This gh-pages page is deprecated. Check out the Carle’s Game Blog, challenge guidelines, or the example submissions.

An Open-Ended Challenge in Simple Complexity, Exploration, and Machine Creativity

Carle’s Game is an open-ended challenge for creative machine intelligences based on the Cellular Automata Reinforcement Learning Environment (CARLE). CARLE is a flexible, fast environment that supports arbitrary Life-like cellular automata (CA) rule sets.

Environment Description

The details of this description of CARLE may change

CARLE is formulated as a reinforcement learning environment for binary CA grid universes. Although it follows RL patterns, it doesn’t provide a non-zero reward or a done signal signifying the end of an episode. Adding episodic constraints and reward proxies conducive to effective learning is the principle challenge of Carle’s Game.

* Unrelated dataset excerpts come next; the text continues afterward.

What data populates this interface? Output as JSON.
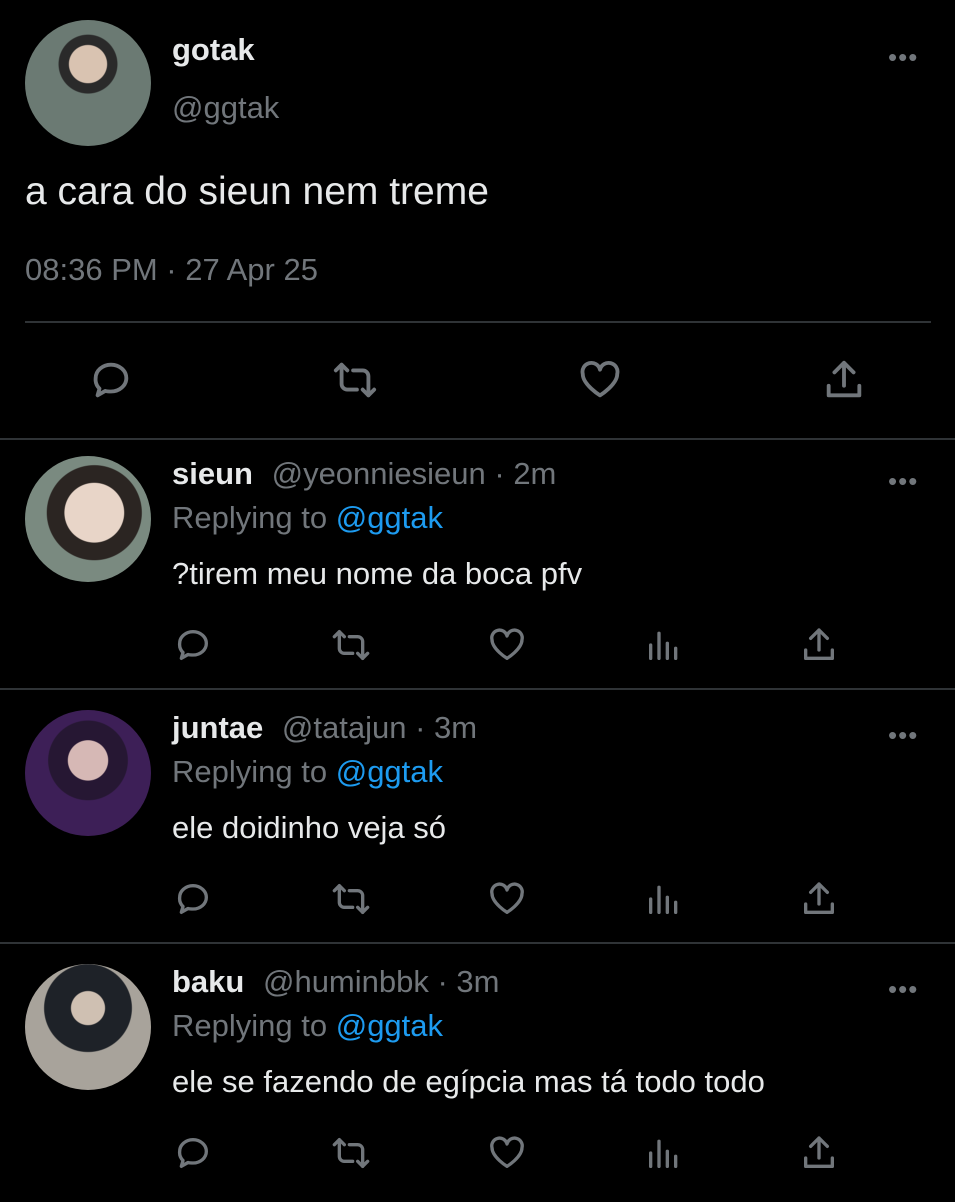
{
  "main": {
    "display_name": "gotak",
    "handle": "@ggtak",
    "text": "a cara do sieun nem treme",
    "timestamp": "08:36 PM · 27 Apr 25",
    "more": "•••"
  },
  "replies": [
    {
      "display_name": "sieun",
      "handle": "@yeonniesieun",
      "time": " · 2m",
      "replying_prefix": "Replying to ",
      "replying_to": "@ggtak",
      "text": "?tirem meu nome da boca pfv",
      "more": "•••"
    },
    {
      "display_name": "juntae",
      "handle": "@tatajun",
      "time": " · 3m",
      "replying_prefix": "Replying to ",
      "replying_to": "@ggtak",
      "text": "ele doidinho veja só",
      "more": "•••"
    },
    {
      "display_name": "baku",
      "handle": "@huminbbk",
      "time": " · 3m",
      "replying_prefix": "Replying to ",
      "replying_to": "@ggtak",
      "text": "ele se fazendo de egípcia mas tá todo todo",
      "more": "•••"
    }
  ],
  "colors": {
    "background": "#000000",
    "text": "#e7e9ea",
    "muted": "#71767b",
    "link": "#1d9bf0",
    "divider": "#2f3336"
  },
  "icons": [
    "reply-icon",
    "retweet-icon",
    "like-icon",
    "analytics-icon",
    "share-icon",
    "more-icon"
  ]
}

The action space is 32x32, located in the center of the CA grid universe, and is expected to take binary values of 1 or 0. A 1 action signals to toggle the cell at a given location and an action of 0 signifies no change. The observation space is nominally 64x64 but can be adjusted by changing env.height and env.width, and may be changed in the final training and/or test environments. Observations are provided as Nx1xHxW PyTorch tensors, and actions are expected in the same format. Notably, N can be greater than 1 when training and this allows for many CA universes to be updated in parallel, this is adjusted by changing the env.instances variable.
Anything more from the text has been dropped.